Curl went, “They got a swimming pool out back. And the water’s bluer than blue.”

She said the water was so blue she seen a
quarter
in it, and then she gave me my Pro Flyer. Her foot just sort of kicked it toward me like it had its own brain and shit.

Some more car lights shined into the room and that’s when I saw the baby. He was underneath the bed in his shitted diaper, and his arms and legs was all swimming out like one of them Des Plaines River turtles that gets flipped on its back.

Then Boobie came back in the room with a big book of matches. I looked at him and then down at the baby. Boobie’s face was so still it looked painted.

I went, “Hey, Boobie.”

He didn’t say nothing back so I was like, “Hey, Boobie, you okay?” but he just kept staring.

Then for some reason I went, “You got any gum?”

I don’t know why I said that shit. I think it’s cuz I could smell how sweet Curl’s breath was.

Then Boobie came over to us and opened Curl’s mouth and took her gum and he put it in
my
mouth and held his hand over my face and made me chew. It tasted like spit and it tasted purple and it tasted kind of like a pencil, too.

Then Boobie went into the bathroom and started lighting matches.

That’s when I reached under the bed and got the baby. He grabbed onto my thumb and wouldn’t let go. The seam in his forehead was dirty so I cleaned it with some spit, and then I bounced him in my arms and sang that “Hushabye Mountain” song till he stopped crying.

You could smell the matches burning in the bathroom pretty thick.

I was like, “Curl, you smell that?” but she didn’t answer. She was too busy staring at the wallpaper.

When Boobie came out of the bathroom that book of matches was burning right in his hand. He walked a few steps and then he dropped it in the middle of the bed and it caught fire and he just stood there and watched it for a minute. Curl kept watching the wallpaper fish and I was frozen with the baby. After a minute the feathers in the pillows was on fire, too, and they was flying all over the room like electric snow.

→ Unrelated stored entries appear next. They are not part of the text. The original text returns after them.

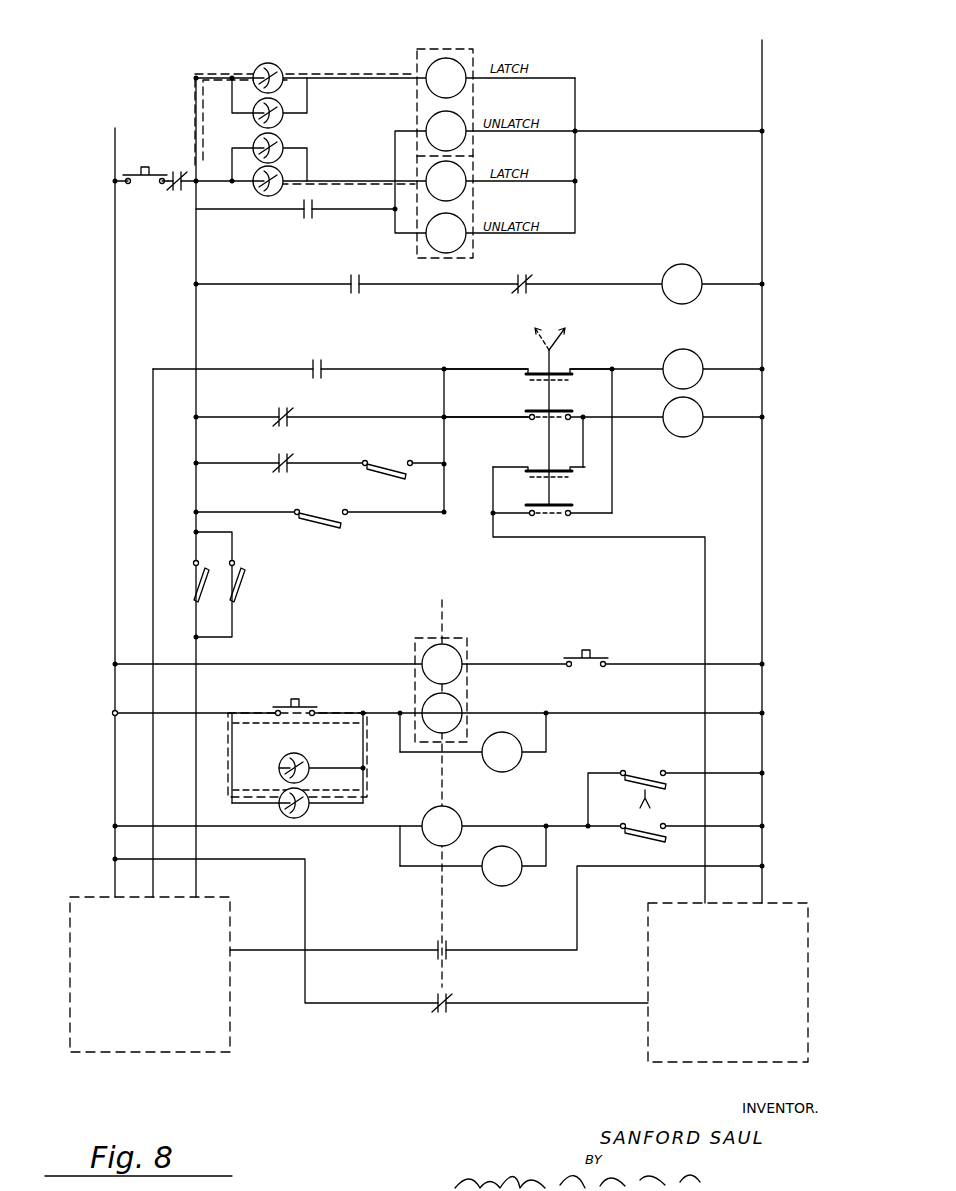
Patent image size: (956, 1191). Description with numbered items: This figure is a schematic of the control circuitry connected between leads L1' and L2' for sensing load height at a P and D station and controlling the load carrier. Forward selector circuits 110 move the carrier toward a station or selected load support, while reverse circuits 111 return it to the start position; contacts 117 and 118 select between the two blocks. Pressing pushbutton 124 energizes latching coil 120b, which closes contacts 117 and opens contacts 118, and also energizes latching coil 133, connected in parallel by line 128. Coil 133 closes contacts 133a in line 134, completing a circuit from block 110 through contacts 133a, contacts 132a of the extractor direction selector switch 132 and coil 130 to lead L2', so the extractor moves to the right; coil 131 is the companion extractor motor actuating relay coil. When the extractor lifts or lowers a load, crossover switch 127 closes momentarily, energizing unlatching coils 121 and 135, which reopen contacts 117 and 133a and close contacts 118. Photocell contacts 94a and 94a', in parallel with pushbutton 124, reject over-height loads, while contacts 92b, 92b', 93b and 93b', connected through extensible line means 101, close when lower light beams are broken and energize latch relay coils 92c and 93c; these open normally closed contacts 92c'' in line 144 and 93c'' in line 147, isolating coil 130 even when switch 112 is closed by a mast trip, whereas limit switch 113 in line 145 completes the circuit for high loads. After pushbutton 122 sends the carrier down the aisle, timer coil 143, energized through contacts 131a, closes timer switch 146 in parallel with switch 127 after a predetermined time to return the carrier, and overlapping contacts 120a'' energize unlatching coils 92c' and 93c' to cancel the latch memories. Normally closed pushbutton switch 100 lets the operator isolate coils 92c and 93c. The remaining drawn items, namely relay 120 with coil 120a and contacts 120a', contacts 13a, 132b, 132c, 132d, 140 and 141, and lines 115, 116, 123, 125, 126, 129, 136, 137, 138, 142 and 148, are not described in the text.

The supply line L1' is at (80, 512).
The lead L2' is at (791, 471).
The normally closed pushbutton switch 100 is at (141, 187).
The extensible line means 101 is at (195, 95).
The forward selector circuits 110 is at (230, 1052).
The reverse circuits 111 is at (648, 1062).
The switch 112 is at (386, 478).
The limit switch 113 is at (320, 512).
The conductor 115 is at (362, 950).
The conductor 116 is at (305, 905).
The contacts 117 is at (450, 949).
The contacts 118 is at (450, 1001).
The relay 120 is at (450, 638).
The relay coil 120a is at (476, 657).
The latching coil 120b is at (460, 708).
The relay contact 120a' is at (167, 151).
The relay contacts 120a'' is at (295, 226).
The unlatching coil 121 is at (458, 820).
The pushbutton 122 is at (596, 655).
The conductor 123 is at (334, 662).
The pushbutton 124 is at (303, 700).
The conductor 125 is at (115, 712).
The conductor 126 is at (320, 827).
The crossover switch 127 is at (633, 841).
The line 128 is at (400, 753).
The conductor 129 is at (400, 867).
The extractor direction coil 130 is at (698, 362).
The extractor motor actuating relay coil 131 is at (698, 437).
The contacts 131a is at (530, 280).
The extractor direction selector switch 132 is at (552, 350).
The contacts 132a is at (530, 370).
The switch contact 132b is at (530, 415).
The switch contact 132c is at (530, 466).
The switch contact 132d is at (530, 512).
The latching coil 133 is at (513, 767).
The contacts 133a is at (322, 362).
The line 134 is at (636, 368).
The unlatching coil 135 is at (505, 887).
The conductor 136 is at (648, 538).
The conductor 137 is at (585, 462).
The conductor 138 is at (650, 419).
The switch 140 is at (204, 588).
The switch 141 is at (243, 582).
The conductor 142 is at (196, 755).
The timer coil 143 is at (692, 270).
The line 144 is at (405, 418).
The line 145 is at (447, 440).
The timer switch 146 is at (645, 776).
The line 147 is at (240, 465).
The conductor 148 is at (612, 496).
The relay contact 13a is at (362, 287).
The photoelectric contacts 92b is at (281, 59).
The photoelectric contacts 92b' is at (302, 103).
The photoelectric contacts 93b is at (305, 172).
The photoelectric contacts 93b' is at (297, 151).
The latch relay coil 92c is at (468, 52).
The unlatching relay 92c' is at (481, 117).
The latch relay coil 93c is at (477, 168).
The unlatch coil 93c' is at (479, 221).
The relay contacts 92c'' is at (274, 408).
The relay contacts 93c'' is at (318, 454).
The control contacts 94a is at (299, 758).
The control contacts 94a' is at (297, 799).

When the fire started crawling off the bed and onto the floor, the alarm went off. Boobie grabbed the baby’s TV and pulled Curl toward the door.

Everything was all wack for a second, but I had the baby and I had my red puffy coat and I had both of my Pro Flyers.

It only took us like twenty seconds to get back in the Skylark.

I was glad I had that puffy red coat, cuz it was getting seriously cold out.

When we pulled away from the parking lot I looked back at our room. You could see how that electric snow was falling across the window. You could see the little otel Motel sign blinking pink and you could see how them flames in room 4 was already licking up the curtains.

My Aunty Frisco used to say

that a man who hits a dog

is likely to kick it in a month.

The snow’s coming down sideways. Curl says
horizontal
but I just say sideways cuz it’s easier to say. I think horizontal is the biggest word she knows. And she says it all slow, too, just to make it sound fancy.

We’ve been living in the van for a week. It ain’t nothing like the tent. It ain’t even like the Skylark. It’s just a old, torn-up school van that don’t got no tires. It’s so old it ain’t even yellow no more. It’s just this wack non-color.

Most of the windows is smashed and all of the back seats is missing. The inside smells like one of them dead refrigerators from Renfro Park. The whole van leans to the left kind of lopsided like it’s trying to listen to them other cars hissing on the highway.

We sleep at the back end, where the van don’t lean too bad. We found some couch cushions behind this furniture store off of Highway 227. When you line them cushions up right it ain’t so bad. But when they spread apart that crooked metal floor feels like a brick in the middle of your back.

For a table we flipped a paint can and stuck a stop sign on top. It gets bumped every time Boobie skates for his Basics, but it makes you feel like it’s a official crib. It’s like there ain’t no real life inside a place if you don’t got no table.